So to keep me from becoming conceited because of the surpassing greatness of the revelations, a thorn was given me in the flesh, a messenger of Satan to harass me, to keep me from becoming conceited. Three times I pleaded with the Lord about this, that it should leave me. But he said to me, “My grace is sufficient for you, for my power is made perfect in weakness.” Therefore I will boast all the more gladly of my weaknesses, so that the power of Christ may rest upon me. For the sake of Christ, then, I am content with weaknesses, insults, hardships, persecutions, and calamities. For when I am weak, then I am strong. (2 Corinthians 12:7-10).
If you are thinking of great Christians, men and women who achieved great things for God, surely the Apostle Paul would appear somewhere towards the top of the list. The man wrote great chunks of the New Testament, and travelled throughout the Mediterranean, all for the purpose of spreading the gospel of Christ crucified. Yet for all this, he suffered from this “thorn in the flesh” which “kept me from being conceited”.

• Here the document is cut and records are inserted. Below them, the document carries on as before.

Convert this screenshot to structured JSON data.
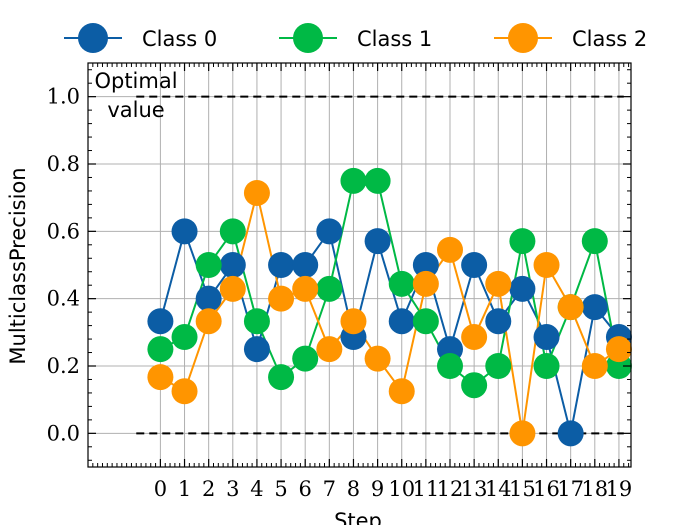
{
  "chart_data": {
    "type": "line",
    "title": "",
    "xlabel": "Step",
    "ylabel": "MulticlassPrecision",
    "x": [
      0,
      1,
      2,
      3,
      4,
      5,
      6,
      7,
      8,
      9,
      10,
      11,
      12,
      13,
      14,
      15,
      16,
      17,
      18,
      19
    ],
    "xlim": [
      -3,
      19.5
    ],
    "ylim": [
      -0.1,
      1.1
    ],
    "y_ticks": [
      "0.0",
      "0.2",
      "0.4",
      "0.6",
      "0.8",
      "1.0"
    ],
    "x_ticks": [
      "0",
      "1",
      "2",
      "3",
      "4",
      "5",
      "6",
      "7",
      "8",
      "9",
      "10",
      "11",
      "12",
      "13",
      "14",
      "15",
      "16",
      "17",
      "18",
      "19"
    ],
    "grid": true,
    "legend_position": "top",
    "series": [
      {
        "name": "Class 0",
        "color": "#0C5DA5",
        "values": [
          0.333,
          0.6,
          0.4,
          0.5,
          0.25,
          0.5,
          0.5,
          0.6,
          0.286,
          0.571,
          0.333,
          0.5,
          0.25,
          0.5,
          0.333,
          0.429,
          0.286,
          0.0,
          0.375,
          0.286
        ]
      },
      {
        "name": "Class 1",
        "color": "#00B945",
        "values": [
          0.25,
          0.286,
          0.5,
          0.6,
          0.333,
          0.167,
          0.222,
          0.429,
          0.75,
          0.75,
          0.444,
          0.333,
          0.2,
          0.143,
          0.2,
          0.571,
          0.2,
          0.375,
          0.571,
          0.2
        ]
      },
      {
        "name": "Class 2",
        "color": "#FF9500",
        "values": [
          0.167,
          0.125,
          0.333,
          0.429,
          0.714,
          0.4,
          0.429,
          0.25,
          0.333,
          0.222,
          0.125,
          0.444,
          0.545,
          0.286,
          0.444,
          0.0,
          0.5,
          0.375,
          0.2,
          0.25
        ]
      }
    ],
    "reference_lines": [
      {
        "y": 1.0,
        "style": "dashed",
        "color": "#000000"
      },
      {
        "y": 0.0,
        "style": "dashed",
        "color": "#000000"
      }
    ],
    "annotation": {
      "line1": "Optimal",
      "line2": "value"
    }
  }
}
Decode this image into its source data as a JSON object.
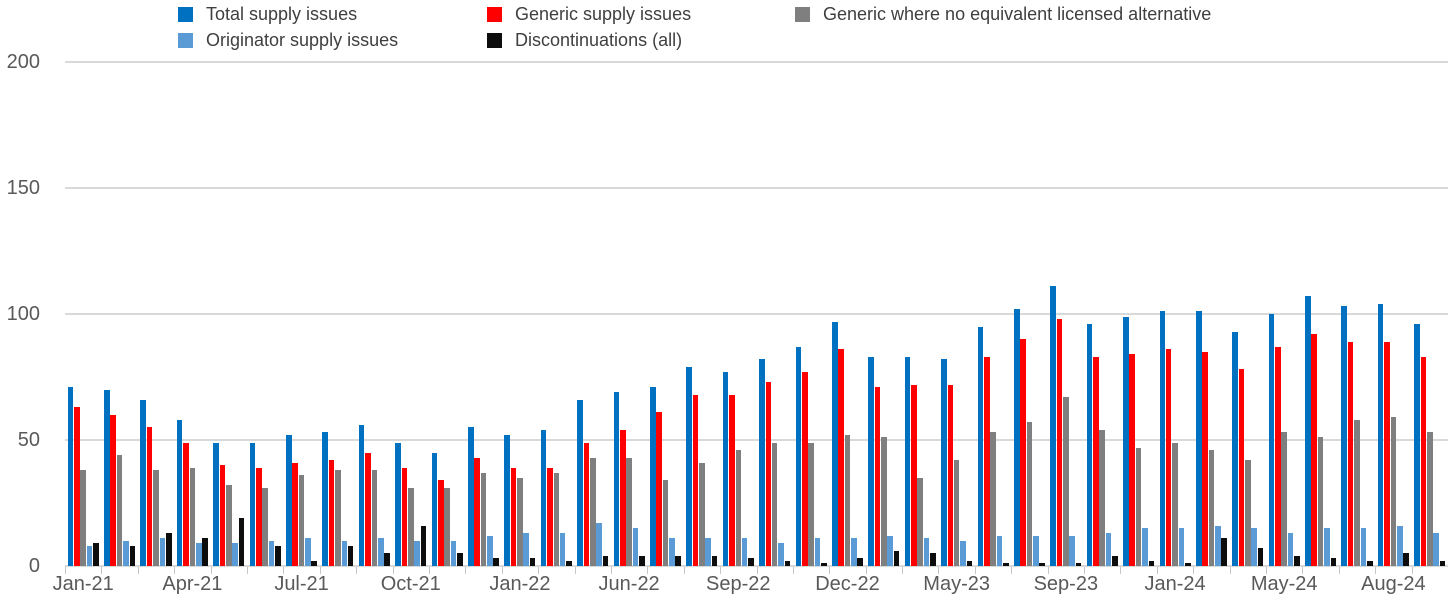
{
  "window_title": "Chart",
  "legend": {
    "columns": [
      {
        "items": [
          {
            "label": "Total supply issues",
            "color": "#0070C0"
          },
          {
            "label": "Originator supply issues",
            "color": "#5B9BD5"
          }
        ]
      },
      {
        "items": [
          {
            "label": "Generic supply issues",
            "color": "#FF0000"
          },
          {
            "label": "Discontinuations (all)",
            "color": "#0D0D0D"
          }
        ]
      },
      {
        "items": [
          {
            "label": "Generic where no equivalent licensed alternative",
            "color": "#7F7F7F"
          }
        ]
      }
    ]
  },
  "chart_data": {
    "type": "bar",
    "title": "",
    "xlabel": "",
    "ylabel": "",
    "ylim": [
      0,
      200
    ],
    "yticks": [
      0,
      50,
      100,
      150,
      200
    ],
    "grid": true,
    "legend_position": "top",
    "x_labels": [
      "Jan-21",
      "",
      "",
      "Apr-21",
      "",
      "",
      "Jul-21",
      "",
      "",
      "Oct-21",
      "",
      "",
      "Jan-22",
      "",
      "",
      "Jun-22",
      "",
      "",
      "Sep-22",
      "",
      "",
      "Dec-22",
      "",
      "",
      "May-23",
      "",
      "",
      "Sep-23",
      "",
      "",
      "Jan-24",
      "",
      "",
      "May-24",
      "",
      "",
      "Aug-24",
      ""
    ],
    "series": [
      {
        "key": "total",
        "name": "Total supply issues",
        "color": "#0070C0",
        "values": [
          71,
          70,
          66,
          58,
          49,
          49,
          52,
          53,
          56,
          49,
          45,
          55,
          52,
          54,
          66,
          69,
          71,
          79,
          77,
          82,
          87,
          97,
          83,
          83,
          82,
          95,
          102,
          111,
          96,
          99,
          101,
          101,
          93,
          100,
          107,
          103,
          104,
          96
        ]
      },
      {
        "key": "generic",
        "name": "Generic supply issues",
        "color": "#FF0000",
        "values": [
          63,
          60,
          55,
          49,
          40,
          39,
          41,
          42,
          45,
          39,
          34,
          43,
          39,
          39,
          49,
          54,
          61,
          68,
          68,
          73,
          77,
          86,
          71,
          72,
          72,
          83,
          90,
          98,
          83,
          84,
          86,
          85,
          78,
          87,
          92,
          89,
          89,
          83
        ]
      },
      {
        "key": "generic-no-licensed-alternative",
        "name": "Generic where no equivalent licensed alternative",
        "color": "#7F7F7F",
        "values": [
          38,
          44,
          38,
          39,
          32,
          31,
          36,
          38,
          38,
          31,
          31,
          37,
          35,
          37,
          43,
          43,
          34,
          41,
          46,
          49,
          49,
          52,
          51,
          35,
          42,
          53,
          57,
          67,
          54,
          47,
          49,
          46,
          42,
          53,
          51,
          58,
          59,
          53
        ]
      },
      {
        "key": "originator",
        "name": "Originator supply issues",
        "color": "#5B9BD5",
        "values": [
          8,
          10,
          11,
          9,
          9,
          10,
          11,
          10,
          11,
          10,
          10,
          12,
          13,
          13,
          17,
          15,
          11,
          11,
          11,
          9,
          11,
          11,
          12,
          11,
          10,
          12,
          12,
          12,
          13,
          15,
          15,
          16,
          15,
          13,
          15,
          15,
          16,
          13
        ]
      },
      {
        "key": "discontinuations",
        "name": "Discontinuations (all)",
        "color": "#0D0D0D",
        "values": [
          9,
          8,
          13,
          11,
          19,
          8,
          2,
          8,
          5,
          16,
          5,
          3,
          3,
          2,
          4,
          4,
          4,
          4,
          3,
          2,
          1,
          3,
          6,
          5,
          2,
          1,
          1,
          1,
          4,
          2,
          1,
          11,
          7,
          4,
          3,
          2,
          5,
          2
        ]
      }
    ]
  }
}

Unsurprisingly people have come up with all sorts of suggestions as to quite what this “thorn” was. To be honest it doesn’t matter, and if it did I am sure Paul would have told us. The point is this, at times God uses “thorns” for our own benefit. In Paul’s case, that benefit was keeping him from being conceited.
I really do hope this might be something of an encouragement. At times God uses our afflictions to draw us to him. At other times, we struggle with something or other which reminds us that we are not as perfect we as think. And then we fall upon God’s grace. Afflictions are, as in the case with the Apostle Paul, a means to a greater glory.
The old Puritan writer Thomas Watson (1620 – 1686) puts it nicely:
“As ploughing prepares the earth for a crop, so afflictions prepare and make us meet for glory. The painter lays his gold upon dark colours—so God first lays the dark colours of affliction, and then He lays the golden colour of glory. The vessel is first seasoned before wine is poured into it: the vessels of mercy are first seasoned with affliction, and then the wine of glory is poured in.”